Bennett Miller’s “Moneyball” is a lovely lie of a film. It’s the Hollywood version of Michael Lewis’ already-massaging-the-truth book about Billy Beane’s epiphanic Major League Baseball success with sabermetrics (a statistics-based measurement of a player’s value to the team) in rebuilding a partially gutted-by-free-agency Oakland Athletics team after the departure of their best offensive players. In Miller’s film, unorthodox general manager Beane (Brad Pitt) hires stat nerd Peter Brand (based on front office guru Paul DePodesta and played by Jonah Hill) to help him build a contender for the cash-strapped A’s by stocking their lineup with statistically productive players cast off or ignored by the rest of the league.

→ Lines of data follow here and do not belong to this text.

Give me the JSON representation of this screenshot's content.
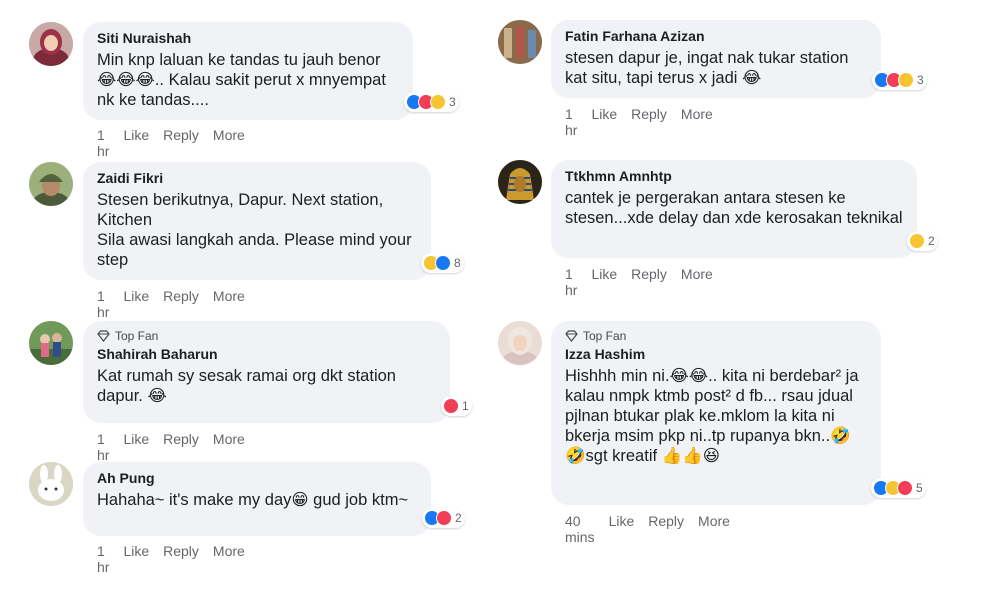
{
  "comments": [
    {
      "author": "Siti Nuraishah",
      "top_fan": "",
      "text": "Min knp laluan ke tandas tu jauh benor 😂😂😂.. Kalau sakit perut x mnyempat nk ke tandas....",
      "reaction_count": "3",
      "time": "1 hr",
      "avatar_icon": "person-hijab-avatar"
    },
    {
      "author": "Zaidi Fikri",
      "top_fan": "",
      "text": "Stesen berikutnya, Dapur. Next station, Kitchen\nSila awasi langkah anda. Please mind your step",
      "reaction_count": "8",
      "time": "1 hr",
      "avatar_icon": "soldier-helmet-avatar"
    },
    {
      "author": "Shahirah Baharun",
      "top_fan": "Top Fan",
      "text": "Kat rumah sy sesak ramai org dkt station dapur. 😂",
      "reaction_count": "1",
      "time": "1 hr",
      "avatar_icon": "outdoor-couple-avatar"
    },
    {
      "author": "Ah Pung",
      "top_fan": "",
      "text": "Hahaha~ it's make my day😁 gud job ktm~",
      "reaction_count": "2",
      "time": "1 hr",
      "avatar_icon": "cartoon-bunny-avatar"
    },
    {
      "author": "Fatin Farhana Azizan",
      "top_fan": "",
      "text": "stesen dapur je, ingat nak tukar station kat situ, tapi terus x jadi 😂",
      "reaction_count": "3",
      "time": "1 hr",
      "avatar_icon": "building-photo-avatar"
    },
    {
      "author": "Ttkhmn Amnhtp",
      "top_fan": "",
      "text": "cantek je pergerakan antara stesen ke stesen...xde delay dan xde kerosakan teknikal",
      "reaction_count": "2",
      "time": "1 hr",
      "avatar_icon": "pharaoh-mask-avatar"
    },
    {
      "author": "Izza Hashim",
      "top_fan": "Top Fan",
      "text": "Hishhh min ni.😂😂.. kita ni berdebar² ja kalau nmpk ktmb post² d fb... rsau jdual pjlnan btukar plak ke.mklom la kita ni bkerja msim pkp ni..tp rupanya bkn..🤣🤣sgt kreatif 👍👍😆",
      "reaction_count": "5",
      "time": "40 mins",
      "avatar_icon": "woman-selfie-avatar"
    }
  ],
  "actions": {
    "like": "Like",
    "reply": "Reply",
    "more": "More"
  },
  "colors": {
    "bubble": "#f0f2f5",
    "like": "#1877f2",
    "love": "#f33e58",
    "haha": "#f7c531",
    "muted": "#65676b"
  }
}
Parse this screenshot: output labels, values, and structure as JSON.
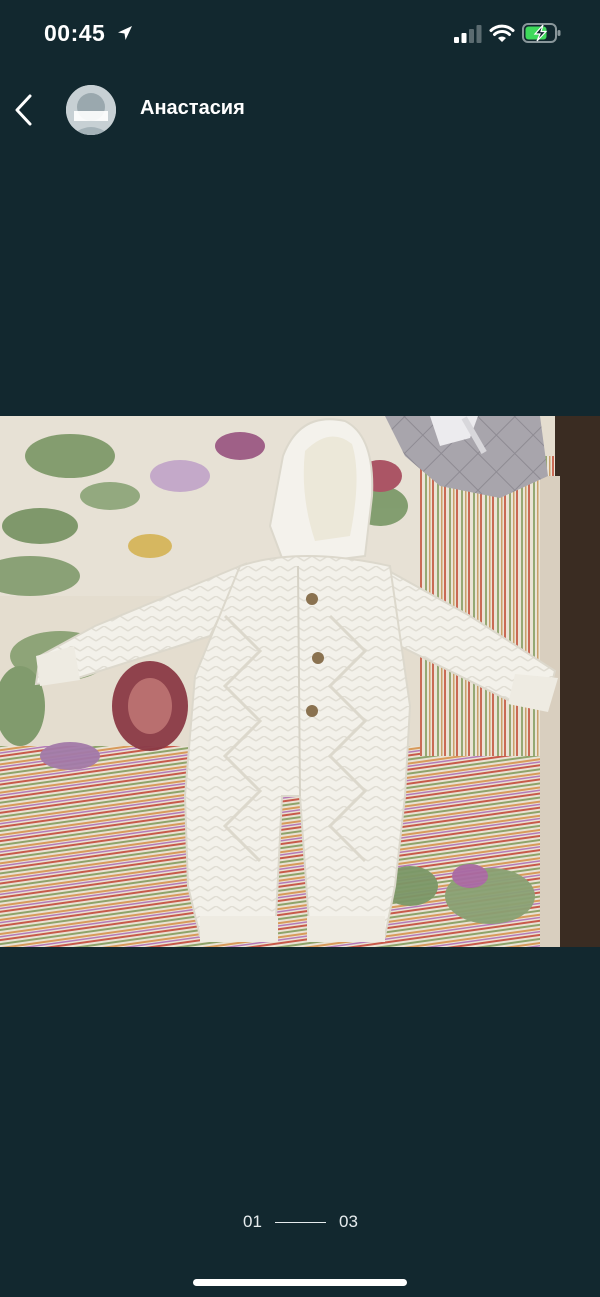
{
  "status_bar": {
    "time": "00:45",
    "icons": [
      "location-arrow-icon",
      "signal-icon",
      "wifi-icon",
      "battery-charging-icon"
    ]
  },
  "header": {
    "back_icon": "chevron-left-icon",
    "user_name": "Анастасия"
  },
  "photo": {
    "subject": "photo-knitted-baby-jumpsuit"
  },
  "pager": {
    "current": "01",
    "total": "03"
  },
  "colors": {
    "background": "#12282f",
    "text": "#ffffff"
  }
}
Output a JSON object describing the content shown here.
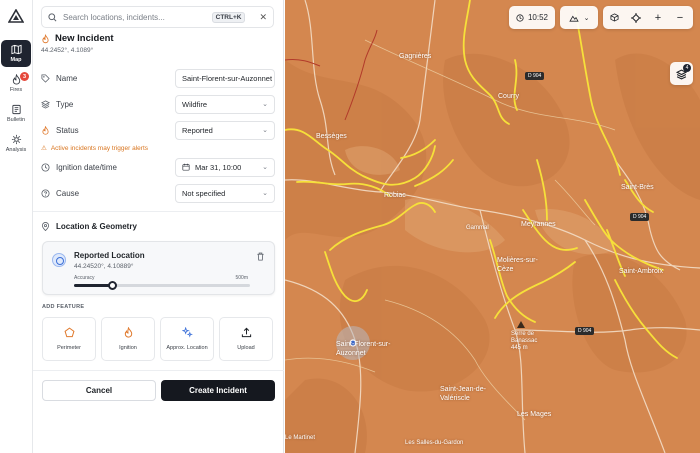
{
  "rail": {
    "items": [
      {
        "label": "Map",
        "icon": "map-icon",
        "active": true
      },
      {
        "label": "Fires",
        "icon": "flame-icon",
        "badge": "3"
      },
      {
        "label": "Bulletin",
        "icon": "bulletin-icon"
      },
      {
        "label": "Analysis",
        "icon": "analysis-icon"
      }
    ]
  },
  "search": {
    "placeholder": "Search locations, incidents...",
    "shortcut": "CTRL+K"
  },
  "incident": {
    "title": "New Incident",
    "coords": "44.2452°, 4.1089°"
  },
  "form": {
    "name_label": "Name",
    "name_value": "Saint-Florent-sur-Auzonnet",
    "type_label": "Type",
    "type_value": "Wildfire",
    "status_label": "Status",
    "status_value": "Reported",
    "status_alert": "Active incidents may trigger alerts",
    "ignition_label": "Ignition date/time",
    "ignition_value": "Mar 31, 10:00",
    "cause_label": "Cause",
    "cause_value": "Not specified"
  },
  "location": {
    "section_title": "Location & Geometry",
    "card_title": "Reported Location",
    "card_coords": "44.24520°, 4.10889°",
    "accuracy_label": "Accuracy",
    "accuracy_value": "500m",
    "accuracy_fraction": 0.22
  },
  "add_feature": {
    "label": "ADD FEATURE",
    "items": [
      {
        "label": "Perimeter",
        "icon": "pentagon-icon"
      },
      {
        "label": "Ignition",
        "icon": "flame-icon"
      },
      {
        "label": "Approx. Location",
        "icon": "sparkle-icon"
      },
      {
        "label": "Upload",
        "icon": "upload-icon"
      }
    ]
  },
  "actions": {
    "cancel": "Cancel",
    "create": "Create Incident"
  },
  "map": {
    "time": "10:52",
    "layers_count": "4",
    "accent": "#d4874f",
    "places": [
      {
        "name": "Gagnières"
      },
      {
        "name": "Courry"
      },
      {
        "name": "Bessèges"
      },
      {
        "name": "Robiac"
      },
      {
        "name": "Saint-Brès"
      },
      {
        "name": "Meyrannes"
      },
      {
        "name": "Gammal"
      },
      {
        "name": "Molières-sur-Cèze"
      },
      {
        "name": "Saint-Ambroix"
      },
      {
        "name": "Serre de Banassac 445 m"
      },
      {
        "name": "Saint-Florent-sur-Auzonnet"
      },
      {
        "name": "Saint-Jean-de-Valériscle"
      },
      {
        "name": "Les Mages"
      },
      {
        "name": "Le Martinet"
      },
      {
        "name": "Les Salles-du-Gardon"
      }
    ],
    "roads": [
      "D 904",
      "D 904",
      "D 904"
    ]
  }
}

In the end, it works: the A’s go on a (statistically unpredictable) 20-game win streak at the end of the season, win the American League West and go to the American League Division Series where they’re defeated by the Minnesota Twins. All at once, MLB realizes sabermetrics is the future, prompting the cash-flush Boston Red Sox to offer Beane their GM job. In the bittersweet finale, Beane wins and loses. Sabermetrics works, but now the big money teams will use it to place small market clubs at an even greater advantage.
The truth is that Beane’s A’s went on that miraculous run because they had two of the best starting pitchers in baseball (Barry Zito and Tim Hudson) and another arguably in the top 20 (Mark Mulder). These three players are not in Miller’s “Moneyball.” Their presence would greatly diminish the film’s underdog narrative.

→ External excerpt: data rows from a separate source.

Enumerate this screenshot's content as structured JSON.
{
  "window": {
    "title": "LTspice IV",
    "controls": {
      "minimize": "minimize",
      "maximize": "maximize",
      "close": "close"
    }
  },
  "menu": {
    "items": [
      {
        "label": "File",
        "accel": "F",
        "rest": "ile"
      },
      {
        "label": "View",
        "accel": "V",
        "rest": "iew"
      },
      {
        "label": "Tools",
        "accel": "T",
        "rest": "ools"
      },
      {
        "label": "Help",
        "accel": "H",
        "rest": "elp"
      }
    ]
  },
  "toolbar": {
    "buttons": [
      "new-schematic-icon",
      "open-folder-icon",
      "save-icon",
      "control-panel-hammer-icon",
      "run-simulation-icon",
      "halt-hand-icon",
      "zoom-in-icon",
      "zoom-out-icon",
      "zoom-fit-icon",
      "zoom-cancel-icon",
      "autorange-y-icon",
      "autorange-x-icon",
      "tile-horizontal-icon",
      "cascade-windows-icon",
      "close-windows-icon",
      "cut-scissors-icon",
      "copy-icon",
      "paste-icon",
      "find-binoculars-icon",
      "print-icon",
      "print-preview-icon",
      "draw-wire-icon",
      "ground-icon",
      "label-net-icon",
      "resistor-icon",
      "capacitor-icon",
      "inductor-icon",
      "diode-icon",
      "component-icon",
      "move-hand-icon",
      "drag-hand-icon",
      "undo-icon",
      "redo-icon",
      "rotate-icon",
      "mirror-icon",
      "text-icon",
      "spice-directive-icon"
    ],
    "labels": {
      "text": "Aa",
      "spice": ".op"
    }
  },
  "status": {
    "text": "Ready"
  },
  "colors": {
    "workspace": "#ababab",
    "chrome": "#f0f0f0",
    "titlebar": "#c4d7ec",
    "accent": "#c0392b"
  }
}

This may also be why Miller made the film for Sony instead of Steven Soderbergh, whose unorthodox approach ironically clashed with the studio’s desire for a more conventional film. That “Moneyball” happened at all is a minor miracle (it belongs to a rare class of sports movie we’ve written about here at /Film), one worked by the uber-desirable Mr. Pitt.

When Sony acquired Lewis’ bestseller “Moneyball” in 2004, it initially envisioned Pitt starring in a film directed by David Frankel (pre-“The Devil Wears Prada”) and written by Academy Award winner Steven Zaillian (“Schindler’s List”). Frankel eventually walked, leaving the director’s chair nice and warm for frequent Pitt collaborator Steven Soderbergh.
What seemed like a grand slam hire for Sony quickly turned into a contentious behind-the-scenes nightmare. Soderbergh’s approach to the “Moneyball” involved comedian Demetri Martin playing DePodesta, with David Justice and Scott Hattenberg (key members of that 2002 A’s team) playing themselves. Soderbergh also wanted to intersperse interviews with former baseball players like Darryl Strawberry and Lenny Dykstra throughout the film. He believed these unusual elements would allow him to inundate viewers with a lot of dry statistical information in an entertaining way (he would employ the interview device eight years later in his seemingly forgotten pro basketball drama “High Flying Bird”).
Sony honcho Amy Pascal didn’t get it, and was particularly displeased when Soderbergh turned in a rewrite a week prior to the start of shooting that went, in the studio’s opinion, too heavy on “baseball details.” After a brief turnaround period that saw Paramount and Warner Bros. decline to pick up the project, a flustered Soderbergh opted to bolt rather than water down his vision.
Whither “Moneyball?” As Pitt told The Hollywood Reporter in 2012, “It was dead.” Sony could’ve cut bait and swallowed the development costs, but Pitt was too invested to let that happen. So he got to work salvaging a listing ship.

800-pound gorilla (and reportedly abusive) producer Scott Rudin credited the existence of “Moneyball” the movie solely to Pitt: “There would be no ‘Moneyball’ without him. He saved it single-handedly, and he deserves the credit for its existing at all.”
After Miller stepped in for Soderbergh, Aaron Sorkin joined Zaillian for a rewrite (which Sorkin’s fingerprints are all over at least dialogue-wise), and they combined to deliver some exemplary, genuinely smart Hollywood entertainment.
But it was Pitt, who also produced, that saved the day. Why did he do it? As he told The Guardian in 2012:
“Well, I just worked on it for so damn long. I’ve been on that end of the experience a couple of times. The main character is a guy who’s been devalued by the sport and is playing what he called an unfair game. And they go up against conventional wisdom and get called heretics in the process. At the end of the day this guy who’s trying to win games is really trying to find his own values. Come on, man, that’s good stuff.”
It really is, and it’s why, even though I know the film — which basically excludes the vital contributions of the three staff aces and downplays the pivotal offensive production of Eric Chavez and Miguel Tejada (who won the freaking American League MVP that year — is a fairy tale, I would happily drop everything and watch it again right this second. If you asked me to single out Pitt’s definitive star turn (though not his best movie per se), I would point to “Moneyball.” Yes, Hill and Philip Seymour Hoffman (as manager Art Howe) offer spectacular support, but this film is a gleaming, humming Pitt vehicle. It is a joy to behold.
And hardly the only irresistible lie Hollywood has told over the last century.